Australia & New Zealand Homebrewing Forum

Help Support Australia & New Zealand Homebrewing Forum:

This site may earn a commission from merchant affiliate links, including eBay, Amazon, and others.
Though in a 60 minute boil I would probably lose almost all the 5 litres, I will be boiling an empty pot :)
 
Though in a 60 minute boil I would probably lose almost all the 5 litres, I will be boiling an empty pot :)

Can you boil more than 5L so that you don't end up with an empty pot?
 
I could probably boil more.

So by the sounds of it, we should not be adding water to a boil to try keep at a specific level for gravity?
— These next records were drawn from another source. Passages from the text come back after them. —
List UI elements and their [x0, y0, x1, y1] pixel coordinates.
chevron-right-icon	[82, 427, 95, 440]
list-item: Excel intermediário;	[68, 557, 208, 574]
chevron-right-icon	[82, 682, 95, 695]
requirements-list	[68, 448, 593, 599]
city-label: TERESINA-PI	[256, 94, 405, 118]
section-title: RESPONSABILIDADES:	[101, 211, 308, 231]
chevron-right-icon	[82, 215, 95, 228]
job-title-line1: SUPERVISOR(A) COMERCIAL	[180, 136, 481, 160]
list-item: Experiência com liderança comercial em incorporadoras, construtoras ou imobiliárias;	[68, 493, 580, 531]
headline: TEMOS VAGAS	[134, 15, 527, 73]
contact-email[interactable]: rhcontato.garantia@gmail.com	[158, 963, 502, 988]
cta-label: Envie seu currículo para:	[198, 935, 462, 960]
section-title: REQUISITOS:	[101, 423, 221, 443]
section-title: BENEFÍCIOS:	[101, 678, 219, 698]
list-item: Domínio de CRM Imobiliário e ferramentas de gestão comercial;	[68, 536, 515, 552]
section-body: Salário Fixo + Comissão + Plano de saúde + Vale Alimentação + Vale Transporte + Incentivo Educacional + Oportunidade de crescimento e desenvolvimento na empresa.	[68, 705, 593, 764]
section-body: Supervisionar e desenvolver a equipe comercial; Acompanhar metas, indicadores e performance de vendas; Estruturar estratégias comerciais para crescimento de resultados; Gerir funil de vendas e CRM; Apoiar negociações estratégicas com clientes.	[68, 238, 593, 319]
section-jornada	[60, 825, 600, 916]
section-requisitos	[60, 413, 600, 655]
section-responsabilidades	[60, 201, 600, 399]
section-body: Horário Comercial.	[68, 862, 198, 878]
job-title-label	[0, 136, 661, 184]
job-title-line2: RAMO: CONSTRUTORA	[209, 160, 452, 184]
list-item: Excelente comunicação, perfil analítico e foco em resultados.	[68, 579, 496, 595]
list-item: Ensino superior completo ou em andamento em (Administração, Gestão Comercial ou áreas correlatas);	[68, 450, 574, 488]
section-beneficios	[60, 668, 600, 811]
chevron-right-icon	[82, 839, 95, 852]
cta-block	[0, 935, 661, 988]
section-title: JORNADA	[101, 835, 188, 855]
Would there be any issues if I did?
 
Not really. Makes your numbers a bit harder to predict (but you don't know your boil off so they are already).

If you want to be particularly careful make sure any water additions have boiled long enough to sanitise. It won't ruin your beer - may make it a bit harder to exactly replicate the beer next time though.
 
Though the boil off does not remove sugars, so wouldn't the end product have the same numbers?
 
Depends on how you're working your numbers. If you calcs don't allow for any boil-off and your final boil volume is exactly what your predict then, yeah, it should be close enough - colour may be off a little (?) but with kits you've got little control over that anyway so you probably don't care. I'd top up to keep isomerisation fairly constant but that's more gut feeling than science based.
 
Though in a 60 minute boil I would probably lose almost all the 5 litres, I will be boiling an empty pot :)


Gee that is a lot, you must have a very vigorous boil and a very shallow pot. I often have a crack at Neills Centennial Ale with 5 or 6 liters for the boil for 30 minutes and no way I can see it will all evaporate after 2 times that time.
 
Though the boil off does not remove sugars, so wouldn't the end product have the same numbers?

I think you're right. I figure if you're doing a mini boil you're just going to chuck it into the FV with the rest of the wort and then top up with water to the predetermined level. Any water that boiled off would be replaced later bringing you back to your predetermined SG.
 
He is boiling hops for a batch in a small volume of wort. Gravity is important. Doesn't need to be topped up to keep gravity constant of course but lower gravity means better extraction which means better beer (if somewhat accurate IBU calculations are important to you).
 
He is boiling hops for a batch in a small volume of wort. Gravity is important. Doesn't need to be topped up to keep gravity constant of course but lower gravity means better extraction which means better beer (if somewhat accurate IBU calculations are important to you).

Well gravity will start at as close to 1040 as possible, I'm using the Ian's spreadsheet for IBU calculation do we know if it calculates boil off for IBU and boil size?


Sorry just played with Spreadsheet and the boil size does not affect the IBU calculation for Hops.